Los distribuidores comisionistas de gas licuado de petróleo (LP) de la Ciudad de México y el Estado de México –que dicen aglutinar a ocho de cada 10 pipas y camiones repartidores del combustible en la región– convocaron ayer a realizar un paro operativo en protesta por la reciente imposición de topes a los precios de gas LP al consumidor final.

Los trabajadores, recién conformados como un solo Grupo Gasero realizaron el anuncio luego de una junta extraordinaria del llamado Gremio Gasero Nacional, por lo que 8,000 pipas amenazaron con dejar de prestar servicio a clientes no prioritarios, aunque no cuentan con el apoyo de los distribuidores de planta, quienes aseguran que buscarán dialogar con el gobierno.

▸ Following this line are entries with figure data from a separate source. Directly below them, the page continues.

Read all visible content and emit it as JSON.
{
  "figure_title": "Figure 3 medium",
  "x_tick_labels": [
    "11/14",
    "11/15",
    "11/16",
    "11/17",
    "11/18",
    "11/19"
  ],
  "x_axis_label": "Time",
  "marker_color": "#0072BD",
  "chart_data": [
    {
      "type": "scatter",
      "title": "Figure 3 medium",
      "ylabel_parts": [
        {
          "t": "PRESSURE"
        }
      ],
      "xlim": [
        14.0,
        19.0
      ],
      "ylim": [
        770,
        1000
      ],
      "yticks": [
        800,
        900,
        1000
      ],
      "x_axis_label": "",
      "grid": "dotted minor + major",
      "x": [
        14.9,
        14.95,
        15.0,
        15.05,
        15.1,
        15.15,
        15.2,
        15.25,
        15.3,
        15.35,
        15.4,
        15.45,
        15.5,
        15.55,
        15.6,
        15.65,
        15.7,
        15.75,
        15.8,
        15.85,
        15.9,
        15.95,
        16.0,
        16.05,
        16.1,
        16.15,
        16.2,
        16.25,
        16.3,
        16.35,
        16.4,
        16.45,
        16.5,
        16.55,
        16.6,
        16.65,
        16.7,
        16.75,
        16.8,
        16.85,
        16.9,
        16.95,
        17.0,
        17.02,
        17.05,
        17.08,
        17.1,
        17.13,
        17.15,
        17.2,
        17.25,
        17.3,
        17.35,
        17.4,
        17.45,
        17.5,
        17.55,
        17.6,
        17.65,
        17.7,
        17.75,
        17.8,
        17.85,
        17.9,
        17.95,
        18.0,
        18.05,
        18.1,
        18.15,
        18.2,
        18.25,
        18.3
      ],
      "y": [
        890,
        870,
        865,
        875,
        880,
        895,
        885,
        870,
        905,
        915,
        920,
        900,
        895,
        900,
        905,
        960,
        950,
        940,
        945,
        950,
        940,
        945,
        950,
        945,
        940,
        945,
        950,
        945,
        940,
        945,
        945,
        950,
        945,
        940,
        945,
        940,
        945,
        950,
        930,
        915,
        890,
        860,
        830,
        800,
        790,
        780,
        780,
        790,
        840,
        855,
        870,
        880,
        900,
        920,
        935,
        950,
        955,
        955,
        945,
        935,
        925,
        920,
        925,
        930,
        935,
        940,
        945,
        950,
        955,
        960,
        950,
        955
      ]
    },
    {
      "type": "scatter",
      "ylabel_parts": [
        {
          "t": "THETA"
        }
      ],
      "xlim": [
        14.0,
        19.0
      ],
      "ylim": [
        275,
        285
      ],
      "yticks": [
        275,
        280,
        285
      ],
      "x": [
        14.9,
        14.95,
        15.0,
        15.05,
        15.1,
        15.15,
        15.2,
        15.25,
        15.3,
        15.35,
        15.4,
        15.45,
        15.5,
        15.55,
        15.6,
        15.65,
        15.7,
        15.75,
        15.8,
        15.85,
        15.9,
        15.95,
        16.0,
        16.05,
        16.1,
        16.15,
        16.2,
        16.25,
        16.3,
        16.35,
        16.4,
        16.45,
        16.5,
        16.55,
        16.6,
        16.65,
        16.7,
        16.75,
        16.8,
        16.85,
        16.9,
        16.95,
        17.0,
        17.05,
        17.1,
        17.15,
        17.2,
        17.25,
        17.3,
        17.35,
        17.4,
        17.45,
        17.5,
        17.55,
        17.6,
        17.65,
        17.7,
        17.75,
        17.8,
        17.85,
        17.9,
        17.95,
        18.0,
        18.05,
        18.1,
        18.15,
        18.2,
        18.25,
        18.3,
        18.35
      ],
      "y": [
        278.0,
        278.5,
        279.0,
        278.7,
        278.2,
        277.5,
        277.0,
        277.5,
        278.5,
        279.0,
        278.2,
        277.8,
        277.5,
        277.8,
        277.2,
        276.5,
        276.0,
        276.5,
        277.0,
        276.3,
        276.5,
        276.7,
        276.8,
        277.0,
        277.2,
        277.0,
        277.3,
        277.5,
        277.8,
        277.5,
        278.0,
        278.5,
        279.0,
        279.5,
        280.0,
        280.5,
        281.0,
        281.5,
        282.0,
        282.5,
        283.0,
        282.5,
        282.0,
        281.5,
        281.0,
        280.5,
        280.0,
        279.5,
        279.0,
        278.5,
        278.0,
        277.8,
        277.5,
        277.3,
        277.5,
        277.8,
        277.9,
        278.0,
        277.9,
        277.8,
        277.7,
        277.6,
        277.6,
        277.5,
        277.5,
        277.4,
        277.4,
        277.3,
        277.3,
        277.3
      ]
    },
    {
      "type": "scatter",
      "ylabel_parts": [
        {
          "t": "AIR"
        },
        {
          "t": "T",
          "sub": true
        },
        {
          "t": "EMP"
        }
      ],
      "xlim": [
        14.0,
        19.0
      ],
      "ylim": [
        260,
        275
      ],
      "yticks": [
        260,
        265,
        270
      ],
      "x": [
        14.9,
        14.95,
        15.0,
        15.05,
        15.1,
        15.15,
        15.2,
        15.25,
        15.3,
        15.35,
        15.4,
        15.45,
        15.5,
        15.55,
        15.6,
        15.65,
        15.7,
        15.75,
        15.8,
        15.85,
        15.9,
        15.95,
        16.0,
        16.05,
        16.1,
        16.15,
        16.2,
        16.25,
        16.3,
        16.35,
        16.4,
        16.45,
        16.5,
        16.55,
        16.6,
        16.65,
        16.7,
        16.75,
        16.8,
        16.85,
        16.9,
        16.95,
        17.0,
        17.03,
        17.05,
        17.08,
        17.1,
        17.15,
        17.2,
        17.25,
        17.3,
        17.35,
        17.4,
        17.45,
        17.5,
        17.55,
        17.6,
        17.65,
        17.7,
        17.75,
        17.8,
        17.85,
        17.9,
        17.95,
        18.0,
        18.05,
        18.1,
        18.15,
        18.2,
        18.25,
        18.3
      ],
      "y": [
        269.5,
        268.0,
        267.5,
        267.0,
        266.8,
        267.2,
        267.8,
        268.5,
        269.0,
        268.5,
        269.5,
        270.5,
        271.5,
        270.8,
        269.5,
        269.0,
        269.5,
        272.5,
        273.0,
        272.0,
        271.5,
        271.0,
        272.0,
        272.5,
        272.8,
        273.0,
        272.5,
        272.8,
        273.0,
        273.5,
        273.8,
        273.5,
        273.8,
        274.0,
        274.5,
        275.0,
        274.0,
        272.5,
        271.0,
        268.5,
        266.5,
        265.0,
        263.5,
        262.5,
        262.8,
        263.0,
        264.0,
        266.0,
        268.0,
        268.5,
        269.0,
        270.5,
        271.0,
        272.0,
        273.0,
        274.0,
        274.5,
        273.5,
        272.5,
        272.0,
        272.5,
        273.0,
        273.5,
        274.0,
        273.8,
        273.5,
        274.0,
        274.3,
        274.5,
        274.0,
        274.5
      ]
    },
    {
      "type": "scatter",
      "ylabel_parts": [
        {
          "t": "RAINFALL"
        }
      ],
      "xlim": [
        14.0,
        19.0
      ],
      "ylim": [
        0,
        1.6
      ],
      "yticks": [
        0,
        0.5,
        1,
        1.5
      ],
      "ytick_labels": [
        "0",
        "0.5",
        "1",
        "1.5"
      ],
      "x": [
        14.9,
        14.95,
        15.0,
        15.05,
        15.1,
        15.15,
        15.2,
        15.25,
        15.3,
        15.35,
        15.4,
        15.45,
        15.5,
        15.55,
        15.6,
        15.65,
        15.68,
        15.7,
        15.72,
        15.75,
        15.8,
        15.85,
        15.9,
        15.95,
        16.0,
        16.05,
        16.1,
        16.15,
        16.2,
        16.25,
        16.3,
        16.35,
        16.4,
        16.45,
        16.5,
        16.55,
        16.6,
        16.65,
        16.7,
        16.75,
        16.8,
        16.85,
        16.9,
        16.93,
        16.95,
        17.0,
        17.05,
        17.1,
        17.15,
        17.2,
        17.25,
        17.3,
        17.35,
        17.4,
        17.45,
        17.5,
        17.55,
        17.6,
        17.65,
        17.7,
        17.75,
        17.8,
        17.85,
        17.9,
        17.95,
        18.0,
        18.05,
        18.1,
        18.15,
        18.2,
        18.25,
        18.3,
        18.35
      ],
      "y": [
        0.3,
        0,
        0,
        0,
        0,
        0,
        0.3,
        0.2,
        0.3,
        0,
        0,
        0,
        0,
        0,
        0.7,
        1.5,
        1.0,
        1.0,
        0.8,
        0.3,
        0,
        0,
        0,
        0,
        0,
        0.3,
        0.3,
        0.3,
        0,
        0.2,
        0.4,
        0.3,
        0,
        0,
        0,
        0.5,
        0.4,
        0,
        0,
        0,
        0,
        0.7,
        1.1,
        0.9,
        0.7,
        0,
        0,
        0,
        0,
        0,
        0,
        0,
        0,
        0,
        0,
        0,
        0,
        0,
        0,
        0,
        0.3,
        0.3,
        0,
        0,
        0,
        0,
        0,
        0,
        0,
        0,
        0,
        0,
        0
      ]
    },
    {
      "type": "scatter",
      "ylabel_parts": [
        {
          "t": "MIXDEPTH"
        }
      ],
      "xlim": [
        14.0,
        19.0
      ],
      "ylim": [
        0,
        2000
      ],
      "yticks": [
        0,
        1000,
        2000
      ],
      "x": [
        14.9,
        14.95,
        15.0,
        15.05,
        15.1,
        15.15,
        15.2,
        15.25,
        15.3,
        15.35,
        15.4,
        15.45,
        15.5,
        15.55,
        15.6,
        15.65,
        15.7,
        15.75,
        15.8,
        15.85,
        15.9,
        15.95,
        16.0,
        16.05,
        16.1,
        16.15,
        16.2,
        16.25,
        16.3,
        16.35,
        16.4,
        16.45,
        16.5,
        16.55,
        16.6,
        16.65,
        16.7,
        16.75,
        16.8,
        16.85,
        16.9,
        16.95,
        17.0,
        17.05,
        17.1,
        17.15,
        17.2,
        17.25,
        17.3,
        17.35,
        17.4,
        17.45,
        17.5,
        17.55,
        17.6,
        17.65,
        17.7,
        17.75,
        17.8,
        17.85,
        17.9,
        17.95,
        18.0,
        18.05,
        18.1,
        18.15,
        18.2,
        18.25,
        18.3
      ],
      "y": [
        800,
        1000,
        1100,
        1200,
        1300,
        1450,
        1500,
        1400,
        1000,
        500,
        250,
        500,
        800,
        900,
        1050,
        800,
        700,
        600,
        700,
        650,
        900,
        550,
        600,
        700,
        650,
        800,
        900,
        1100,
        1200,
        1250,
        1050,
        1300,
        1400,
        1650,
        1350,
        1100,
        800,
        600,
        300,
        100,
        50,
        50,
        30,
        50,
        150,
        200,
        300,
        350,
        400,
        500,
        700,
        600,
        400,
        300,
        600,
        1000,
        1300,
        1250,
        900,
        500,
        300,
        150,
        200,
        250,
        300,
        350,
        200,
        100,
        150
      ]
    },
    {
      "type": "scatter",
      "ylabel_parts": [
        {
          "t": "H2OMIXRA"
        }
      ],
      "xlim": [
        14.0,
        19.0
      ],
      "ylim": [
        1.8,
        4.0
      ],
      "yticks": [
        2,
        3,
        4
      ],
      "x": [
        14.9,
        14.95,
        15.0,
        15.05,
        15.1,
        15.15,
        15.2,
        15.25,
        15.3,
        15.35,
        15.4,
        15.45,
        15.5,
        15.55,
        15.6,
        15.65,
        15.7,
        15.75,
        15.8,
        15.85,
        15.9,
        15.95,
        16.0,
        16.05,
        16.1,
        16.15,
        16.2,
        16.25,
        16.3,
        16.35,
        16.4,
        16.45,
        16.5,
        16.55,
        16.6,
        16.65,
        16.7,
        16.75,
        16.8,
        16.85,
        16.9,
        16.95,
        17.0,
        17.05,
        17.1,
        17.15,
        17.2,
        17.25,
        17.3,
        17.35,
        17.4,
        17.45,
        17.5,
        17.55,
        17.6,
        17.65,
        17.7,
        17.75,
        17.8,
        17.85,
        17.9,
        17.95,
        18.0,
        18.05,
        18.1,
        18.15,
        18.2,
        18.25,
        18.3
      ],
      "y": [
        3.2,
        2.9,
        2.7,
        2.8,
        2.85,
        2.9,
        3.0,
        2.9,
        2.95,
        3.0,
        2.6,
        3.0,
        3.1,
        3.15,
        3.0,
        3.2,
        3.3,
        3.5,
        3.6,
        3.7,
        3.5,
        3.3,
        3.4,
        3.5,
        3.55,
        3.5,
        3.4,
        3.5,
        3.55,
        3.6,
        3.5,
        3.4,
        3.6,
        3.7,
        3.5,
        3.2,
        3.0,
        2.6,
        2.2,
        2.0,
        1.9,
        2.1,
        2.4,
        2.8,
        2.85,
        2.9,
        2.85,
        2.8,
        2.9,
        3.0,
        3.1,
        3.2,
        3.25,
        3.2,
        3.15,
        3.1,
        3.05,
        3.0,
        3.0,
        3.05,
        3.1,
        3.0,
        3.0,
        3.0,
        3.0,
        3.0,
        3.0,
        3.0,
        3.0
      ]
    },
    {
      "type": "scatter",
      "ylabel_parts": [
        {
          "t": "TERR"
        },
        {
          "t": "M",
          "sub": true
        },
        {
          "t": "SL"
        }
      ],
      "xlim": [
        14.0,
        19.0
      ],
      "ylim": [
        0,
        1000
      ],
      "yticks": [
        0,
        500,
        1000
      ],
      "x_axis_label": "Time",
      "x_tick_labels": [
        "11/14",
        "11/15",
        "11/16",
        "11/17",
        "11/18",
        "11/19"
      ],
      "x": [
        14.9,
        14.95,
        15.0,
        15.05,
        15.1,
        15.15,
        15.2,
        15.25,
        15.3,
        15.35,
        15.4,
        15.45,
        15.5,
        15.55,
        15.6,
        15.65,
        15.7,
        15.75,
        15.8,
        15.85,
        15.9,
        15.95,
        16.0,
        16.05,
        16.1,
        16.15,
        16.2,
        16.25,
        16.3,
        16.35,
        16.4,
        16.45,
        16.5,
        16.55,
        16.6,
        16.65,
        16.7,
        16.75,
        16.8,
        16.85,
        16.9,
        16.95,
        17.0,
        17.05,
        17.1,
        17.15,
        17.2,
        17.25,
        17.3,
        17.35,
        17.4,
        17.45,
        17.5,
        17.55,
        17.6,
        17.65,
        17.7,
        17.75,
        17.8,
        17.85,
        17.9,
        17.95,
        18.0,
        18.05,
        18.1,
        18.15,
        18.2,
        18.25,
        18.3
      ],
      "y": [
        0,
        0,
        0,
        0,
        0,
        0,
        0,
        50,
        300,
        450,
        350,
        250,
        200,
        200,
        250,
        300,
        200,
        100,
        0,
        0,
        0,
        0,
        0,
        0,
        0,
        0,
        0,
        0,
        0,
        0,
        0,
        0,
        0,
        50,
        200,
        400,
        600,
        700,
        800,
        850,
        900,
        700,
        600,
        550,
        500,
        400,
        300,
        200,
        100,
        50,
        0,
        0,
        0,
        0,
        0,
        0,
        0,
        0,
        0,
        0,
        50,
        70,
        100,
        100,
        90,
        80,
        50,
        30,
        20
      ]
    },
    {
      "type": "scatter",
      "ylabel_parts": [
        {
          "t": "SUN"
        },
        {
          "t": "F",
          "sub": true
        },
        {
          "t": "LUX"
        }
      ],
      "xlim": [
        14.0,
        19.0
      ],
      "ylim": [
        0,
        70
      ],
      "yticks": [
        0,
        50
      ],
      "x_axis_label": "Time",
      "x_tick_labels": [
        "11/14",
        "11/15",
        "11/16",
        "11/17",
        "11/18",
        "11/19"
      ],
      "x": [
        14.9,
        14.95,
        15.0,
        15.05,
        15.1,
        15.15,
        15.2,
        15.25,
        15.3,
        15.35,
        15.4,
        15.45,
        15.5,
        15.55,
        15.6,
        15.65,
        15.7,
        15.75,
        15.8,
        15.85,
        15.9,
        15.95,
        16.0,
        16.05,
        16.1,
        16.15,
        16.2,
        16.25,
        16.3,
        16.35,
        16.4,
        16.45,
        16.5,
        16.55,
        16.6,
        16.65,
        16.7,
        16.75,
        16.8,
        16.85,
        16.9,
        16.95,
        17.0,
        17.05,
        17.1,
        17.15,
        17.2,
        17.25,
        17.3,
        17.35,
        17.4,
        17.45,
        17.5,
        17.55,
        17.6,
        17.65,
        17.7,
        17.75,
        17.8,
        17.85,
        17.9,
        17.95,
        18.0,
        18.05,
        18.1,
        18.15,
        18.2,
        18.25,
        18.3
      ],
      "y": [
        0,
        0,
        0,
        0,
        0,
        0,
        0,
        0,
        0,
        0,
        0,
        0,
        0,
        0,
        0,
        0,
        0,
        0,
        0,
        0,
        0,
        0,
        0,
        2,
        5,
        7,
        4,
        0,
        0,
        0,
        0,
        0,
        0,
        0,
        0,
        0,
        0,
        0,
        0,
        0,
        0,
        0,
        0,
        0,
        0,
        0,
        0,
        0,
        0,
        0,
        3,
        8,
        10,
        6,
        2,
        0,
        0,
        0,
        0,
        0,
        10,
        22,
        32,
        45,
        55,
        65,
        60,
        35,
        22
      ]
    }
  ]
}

"Se les hace la invitación a no salir a laborar el martes 3 de agosto de 2021 ya que no se cuenta con las condiciones operativas necesarias ante esta directriz de emergencia para el bienestar del consumidor de gas LP", publicó el Consejo Directivo del Gremio Gasero Nacional, refiriéndose al Acuerdo de la Comisión Reguladora de Energía que por instrucciones de la Secretaría de Energía inició un esquema de precios tope para la venta final del combustible desde el domingo pasado.

Según el comunicado, se realizan estas acciones con el fin de cuidar ya que no hay condiciones de precio que les permitan tener un margen operativo.

A decir de José Adrián Rodríguez, presidente de la Unión de Gaseros del Valle de México, a este paro de actividades se podrían sumar Tlaxcala, Veracruz, Puebla e Hidalgo porque no se puede vender un producto por debajo de su costo.

Se deslindan empresas

Por su parte, la Asociación Mexicana de Distribuidores de Gas Licuado de Petróleo (LP) y Empresas Conexas (Amexgas) y la Asociación de Distribuidores de Gas LP (ADG) aseguraron que las empresas dedicadas a la distribución del combustible se deslindan de los bloqueos a las plantas que llevan a cabo comisiones con pipas sin permisos de distribución, que iniciaron un paro por el tope de precios que se les impuso desde este domingo.

"Las empresas distribuidoras del Valle de México se deslindan de las acciones de grupos de comisionistas independientes, que no tienen permiso de distribución y están bloqueando las plantas, impidiendo que salgamos a trabajar y suministrar los hogares y comercios que requieren gas", publicó la Amexgas.

La Asociación aseguró que como distribuidores llevan a cabo un diálogo con el gobierno, ya que la medida de precios tope pone también en riesgo su negocio."Con la implementar del control de precios de gas LP, los distribuidores hemos comunicado a las autoridades los riesgos y afectaciones implícitos y nuestro interés en coadyuvar en una solución integral que sí resuelva el problema de fondo en beneficio de los consumidores", publicó la Asociación.

Por lo pronto, para esta semana, el precio del gas LP en la Ciudad de México deberá ser de máximo 21.33 pesos por kilogramo, lo que implica que se reduciría hasta en 21.5% que son 5.85 pesos por kilogramo menos en comparación con el promedio ponderado de esta entidad al 30 de junio. Con ello, en la tabla de precios más altos, la Ciudad de México pasó del segundo al último lugar, por lo que cuesta la compra del combustible importado (que no puede llevar azufre), su traslado, la carga impositiva, el ajuste inflacionario que definirá el gobierno y el margen que consideraron.